Anxiety about the coming inauguration seemed to permeate the atmosphere. From William Seward’s home in Auburn, New York, his wife, Frances, wrote, “I shall not feel that you are quite safe until the 4th of March has passed. I am glad there is but 10 days more.” She added a wry observation about Lincoln’s journey thus far and his propensity for flirting with, and sometimes kissing, young women. “Mr. Lincoln is having a pleasing tour—it must be especially gratifying to the damsels who were kissed in the presence of the multitude. I wish men would not allow women to make fools of them but they do sometimes.”
IN WASHINGTON, GENERAL SCOTT’S soldiers, now numbering close to seven hundred, watched the streets—all armed, some on horseback, others manning cannon placed in sensitive locations. The cannon in particular raised dark imaginings and heightened the atmosphere of impending danger. Not everyone approved. The one Southern member on the House Treason Committee proposed a resolution demanding the immediate removal of the troops. Buchanan refused. He replied that if he had not deployed these men and “evil consequences” had followed, “I should never have forgiven myself.”
And then, that Friday night, an incident occurred that seemed to confirm the necessity of it all.
A thirty-six-year-old Republican congressman from New York named Charles H. Van Wyck strolled through a dark neighborhood just north of the U.S. Capitol. This was not the Van Wyck for whom a particularly clogged New York expressway would one day be named; that honor would go to future mayor Robert Van Wyck, who at this moment was eleven years old.
Van Wyck loathed slavery and was outspoken on the subject. The South still smarted from a speech he had delivered in March 1860 in which he had attacked slavery and the Democratic Party in lurid terms. He issued what to the Southern mind was an unforgivable slander: He called Southerners cowards. When published in the Congressional Globe, precursor to the Congressional Record, the speech ran to nearly eight full pages. It had not gone over well with Southern members of Congress. One, from Mississippi, called him a “scoundrel” and invited him to “go outside of the District of Columbia and test the question of personal courage with any southern man.”
Newspapers around the country reported Van Wyck’s speech. Death threats followed. But Van Wyck was undeterred. On Friday, February 22, as Lincoln was making his way to Harrisburg, Van Wyck delivered another attack on slavery. That night, as on other nights, he traveled armed, with a pistol in his pocket.
At about 11:30, three men approached. One came up beside him with a large bowie knife and stabbed him in the chest. The knife easily penetrated Van Wyck’s heavy overcoat, but the blade’s progress was impeded by a copy of the Globe folded several times over and “a pocket memorandum book of unusual thickness,” as the New-York Times reported. Otherwise, the Times judged, this first strike likely would have been fatal.

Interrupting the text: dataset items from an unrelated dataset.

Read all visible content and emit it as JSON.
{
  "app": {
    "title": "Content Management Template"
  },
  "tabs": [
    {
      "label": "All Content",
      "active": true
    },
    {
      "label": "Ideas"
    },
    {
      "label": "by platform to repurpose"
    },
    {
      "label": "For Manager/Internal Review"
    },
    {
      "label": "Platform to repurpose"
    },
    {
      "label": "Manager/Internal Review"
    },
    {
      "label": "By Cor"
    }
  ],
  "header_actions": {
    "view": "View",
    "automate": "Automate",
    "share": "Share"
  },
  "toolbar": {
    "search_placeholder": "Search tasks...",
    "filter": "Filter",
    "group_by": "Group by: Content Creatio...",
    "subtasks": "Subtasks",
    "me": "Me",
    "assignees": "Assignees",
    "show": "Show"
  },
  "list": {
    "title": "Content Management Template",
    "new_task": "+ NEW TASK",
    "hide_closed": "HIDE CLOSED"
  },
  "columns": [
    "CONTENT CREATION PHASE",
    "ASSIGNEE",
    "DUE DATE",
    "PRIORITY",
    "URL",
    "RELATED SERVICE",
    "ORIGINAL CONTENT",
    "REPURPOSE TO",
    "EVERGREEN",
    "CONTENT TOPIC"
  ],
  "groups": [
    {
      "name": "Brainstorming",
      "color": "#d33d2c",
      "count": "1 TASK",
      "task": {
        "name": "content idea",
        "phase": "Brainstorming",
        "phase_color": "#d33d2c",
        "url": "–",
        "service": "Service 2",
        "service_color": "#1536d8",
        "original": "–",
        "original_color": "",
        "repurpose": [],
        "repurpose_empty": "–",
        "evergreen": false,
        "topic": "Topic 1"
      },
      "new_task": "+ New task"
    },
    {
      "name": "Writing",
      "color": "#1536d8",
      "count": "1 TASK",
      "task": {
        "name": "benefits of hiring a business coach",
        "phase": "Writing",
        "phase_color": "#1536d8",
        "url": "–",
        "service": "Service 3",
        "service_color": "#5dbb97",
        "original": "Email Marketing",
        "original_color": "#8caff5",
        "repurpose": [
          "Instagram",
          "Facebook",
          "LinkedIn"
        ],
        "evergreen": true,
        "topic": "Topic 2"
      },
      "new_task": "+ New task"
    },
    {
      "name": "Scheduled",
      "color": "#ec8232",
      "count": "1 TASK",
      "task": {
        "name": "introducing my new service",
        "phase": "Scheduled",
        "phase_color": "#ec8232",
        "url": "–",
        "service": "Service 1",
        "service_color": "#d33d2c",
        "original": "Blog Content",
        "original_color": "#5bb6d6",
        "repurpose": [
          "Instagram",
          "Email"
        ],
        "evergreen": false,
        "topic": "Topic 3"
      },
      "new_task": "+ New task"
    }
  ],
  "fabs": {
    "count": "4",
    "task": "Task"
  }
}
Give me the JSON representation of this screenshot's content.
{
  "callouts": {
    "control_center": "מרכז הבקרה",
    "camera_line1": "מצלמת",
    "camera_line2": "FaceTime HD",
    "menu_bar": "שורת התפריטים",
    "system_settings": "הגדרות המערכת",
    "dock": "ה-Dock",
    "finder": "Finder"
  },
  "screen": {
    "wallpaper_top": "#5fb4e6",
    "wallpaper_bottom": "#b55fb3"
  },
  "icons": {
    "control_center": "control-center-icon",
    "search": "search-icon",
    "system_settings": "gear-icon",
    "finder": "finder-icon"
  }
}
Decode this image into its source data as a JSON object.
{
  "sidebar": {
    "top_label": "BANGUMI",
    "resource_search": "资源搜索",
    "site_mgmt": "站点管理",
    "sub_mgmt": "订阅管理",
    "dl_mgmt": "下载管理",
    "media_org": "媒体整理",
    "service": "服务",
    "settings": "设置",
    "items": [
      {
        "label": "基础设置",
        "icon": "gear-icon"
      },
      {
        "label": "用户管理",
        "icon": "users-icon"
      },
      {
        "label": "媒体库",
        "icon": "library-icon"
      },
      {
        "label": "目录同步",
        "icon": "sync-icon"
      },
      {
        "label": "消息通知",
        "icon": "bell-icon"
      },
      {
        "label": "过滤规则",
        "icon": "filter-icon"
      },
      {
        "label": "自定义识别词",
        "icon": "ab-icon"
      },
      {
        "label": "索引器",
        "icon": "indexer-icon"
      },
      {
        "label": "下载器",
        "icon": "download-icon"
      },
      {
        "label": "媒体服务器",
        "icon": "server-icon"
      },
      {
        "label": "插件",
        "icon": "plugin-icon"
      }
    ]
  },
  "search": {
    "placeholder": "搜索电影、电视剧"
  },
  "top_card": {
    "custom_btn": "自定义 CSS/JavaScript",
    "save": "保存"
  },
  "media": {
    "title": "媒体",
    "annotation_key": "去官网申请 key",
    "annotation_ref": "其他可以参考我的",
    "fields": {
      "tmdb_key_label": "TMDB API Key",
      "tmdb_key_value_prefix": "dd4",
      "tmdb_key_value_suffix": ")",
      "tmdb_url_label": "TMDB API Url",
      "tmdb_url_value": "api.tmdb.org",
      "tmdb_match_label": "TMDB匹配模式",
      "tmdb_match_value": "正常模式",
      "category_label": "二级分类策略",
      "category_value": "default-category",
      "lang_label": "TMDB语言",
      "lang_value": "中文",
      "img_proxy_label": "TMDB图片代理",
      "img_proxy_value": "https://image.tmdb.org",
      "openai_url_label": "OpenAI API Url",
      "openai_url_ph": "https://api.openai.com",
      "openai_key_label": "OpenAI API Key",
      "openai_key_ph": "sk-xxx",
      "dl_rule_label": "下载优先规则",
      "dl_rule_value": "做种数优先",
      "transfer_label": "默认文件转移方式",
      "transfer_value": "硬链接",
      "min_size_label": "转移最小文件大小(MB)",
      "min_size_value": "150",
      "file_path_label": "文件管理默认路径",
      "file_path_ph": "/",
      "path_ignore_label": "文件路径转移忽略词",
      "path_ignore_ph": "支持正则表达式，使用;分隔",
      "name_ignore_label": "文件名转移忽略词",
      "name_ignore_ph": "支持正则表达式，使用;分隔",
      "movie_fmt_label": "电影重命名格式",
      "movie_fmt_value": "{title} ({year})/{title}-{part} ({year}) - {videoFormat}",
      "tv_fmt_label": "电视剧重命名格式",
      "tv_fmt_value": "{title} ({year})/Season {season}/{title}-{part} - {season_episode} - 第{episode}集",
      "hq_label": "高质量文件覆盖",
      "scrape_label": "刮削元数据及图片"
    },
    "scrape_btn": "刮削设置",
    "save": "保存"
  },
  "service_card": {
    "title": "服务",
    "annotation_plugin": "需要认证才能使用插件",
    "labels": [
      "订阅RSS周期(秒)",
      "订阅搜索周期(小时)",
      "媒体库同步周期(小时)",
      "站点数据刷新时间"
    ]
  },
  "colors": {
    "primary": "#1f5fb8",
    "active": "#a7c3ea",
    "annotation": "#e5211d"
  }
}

But now Van Wyck leapt into action. As he struggled with the first attacker, another, also armed with a knife, tried to stab him. Van Wyck grabbed that blade with his left hand and knocked the assailant down with a single right-hand punch, then pulled out his gun and shot the first man, who fell to the ground. A third attacker stepped in and knocked Van Wyck unconscious.
The men fled, undoubtedly afraid that Van Wyck would now draw from his coat a fully loaded cannon and full complement of cavalry. Van Wyck’s performance left the Times awestruck. “One man against three, attacked without any warning, in an unfrequented place, and in the shadow of a thick row of shade trees, and yet he managed to shoot one of his assailants, knock down another, and escaped with his life.”
Van Wyck survived. Whether the attack was politically motivated was never determined, but it seemed to be one more marker of the nation’s descent toward violence. As the Times asked, “Is this the beginning of assassination of Republicans here for the exercise of free speech?”